Humorously, he began his own obit with these words, “As the dog said when he bit his tail, ‘This must be the end.’”
After providing a recap of his career and how he spent the last week of his life with loved ones in Nova Scotia, despite feeling terrible, Tom turned reflective. Mentioning that people often said his career as journalist had become stagnant and stale because he spent almost half a century at one paper, Vartabedian claims he usually responded, “‘Why not?’ If you really love your work and environment, why change?”
And then he offered some final words that I think the Apostle Paul might approve of: “What you do for yourself invariably dies with you. What you do for others lives on and forms legacies. When troubles get you down, find your faith and give it a chance. It’ll be there waiting for you.”
CONCLUSION: Well, time passes for us all, right? Everyday the seconds, minutes, and hours pass until 24 of them have gone by and we start all over again. Day after day, year after year, decade after decade.

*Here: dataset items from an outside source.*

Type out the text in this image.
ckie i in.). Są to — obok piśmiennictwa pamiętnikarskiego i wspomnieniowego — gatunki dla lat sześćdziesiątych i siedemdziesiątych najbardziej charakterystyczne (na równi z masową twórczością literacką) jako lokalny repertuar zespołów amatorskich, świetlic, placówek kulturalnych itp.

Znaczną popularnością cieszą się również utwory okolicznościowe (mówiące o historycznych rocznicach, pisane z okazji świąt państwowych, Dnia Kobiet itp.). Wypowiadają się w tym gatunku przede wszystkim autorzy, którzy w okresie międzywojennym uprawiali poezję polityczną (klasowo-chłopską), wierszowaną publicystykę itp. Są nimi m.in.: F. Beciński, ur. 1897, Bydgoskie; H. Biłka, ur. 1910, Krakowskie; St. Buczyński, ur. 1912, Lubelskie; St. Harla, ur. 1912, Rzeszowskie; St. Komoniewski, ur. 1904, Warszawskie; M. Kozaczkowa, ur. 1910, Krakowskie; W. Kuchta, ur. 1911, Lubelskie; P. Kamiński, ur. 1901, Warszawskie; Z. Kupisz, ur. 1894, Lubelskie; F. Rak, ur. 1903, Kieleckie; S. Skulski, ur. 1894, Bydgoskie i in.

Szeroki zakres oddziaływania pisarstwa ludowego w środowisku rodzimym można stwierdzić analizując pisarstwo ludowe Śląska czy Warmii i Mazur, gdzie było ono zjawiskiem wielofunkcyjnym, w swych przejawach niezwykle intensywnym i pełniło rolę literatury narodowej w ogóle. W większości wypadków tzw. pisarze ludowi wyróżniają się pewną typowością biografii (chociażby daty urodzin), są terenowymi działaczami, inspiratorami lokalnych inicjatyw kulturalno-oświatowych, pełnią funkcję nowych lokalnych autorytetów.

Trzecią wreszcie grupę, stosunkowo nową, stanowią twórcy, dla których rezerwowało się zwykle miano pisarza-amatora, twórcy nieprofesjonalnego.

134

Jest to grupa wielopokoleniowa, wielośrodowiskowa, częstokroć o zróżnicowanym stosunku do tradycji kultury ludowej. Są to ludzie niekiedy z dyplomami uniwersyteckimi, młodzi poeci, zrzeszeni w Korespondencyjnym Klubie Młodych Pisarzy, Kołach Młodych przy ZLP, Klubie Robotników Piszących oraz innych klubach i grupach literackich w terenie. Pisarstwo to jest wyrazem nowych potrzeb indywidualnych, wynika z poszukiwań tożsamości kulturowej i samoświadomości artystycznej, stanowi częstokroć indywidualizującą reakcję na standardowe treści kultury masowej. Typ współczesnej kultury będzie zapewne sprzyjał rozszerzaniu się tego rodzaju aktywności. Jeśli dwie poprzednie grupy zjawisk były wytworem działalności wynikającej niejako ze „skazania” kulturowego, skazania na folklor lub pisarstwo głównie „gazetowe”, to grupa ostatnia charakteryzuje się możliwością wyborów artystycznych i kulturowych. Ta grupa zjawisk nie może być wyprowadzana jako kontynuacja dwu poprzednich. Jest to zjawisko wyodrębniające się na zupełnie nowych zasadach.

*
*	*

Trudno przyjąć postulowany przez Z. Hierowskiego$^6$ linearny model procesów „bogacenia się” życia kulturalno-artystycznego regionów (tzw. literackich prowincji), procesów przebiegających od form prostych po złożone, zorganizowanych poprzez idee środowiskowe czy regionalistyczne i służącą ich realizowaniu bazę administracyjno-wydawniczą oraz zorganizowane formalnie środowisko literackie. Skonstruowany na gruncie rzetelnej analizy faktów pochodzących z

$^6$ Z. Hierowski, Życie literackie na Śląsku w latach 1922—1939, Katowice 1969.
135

The question, of course, is how are we going to live as the seconds, minutes, hours, and days pass? Are we going to live in the world the way it is with all its pettiness, ugliness, and cruelty, or are we going to live as citizens of that new world begun in Jesus Christ?
For now is the moment for us to wake from sleep…the night is far gone, the day is near. Let us then lay aside the works of darkness and put on the armor of light; let us live honorably as in the day…
After all, who wants to have the preacher telling a bunch of lies at their funeral?
And now to Jesus Christ, who loves us and has freed us from our sin and made us to be a kingdom, priests of his God and Father, to him be glory and dominion forever and ever. Amen!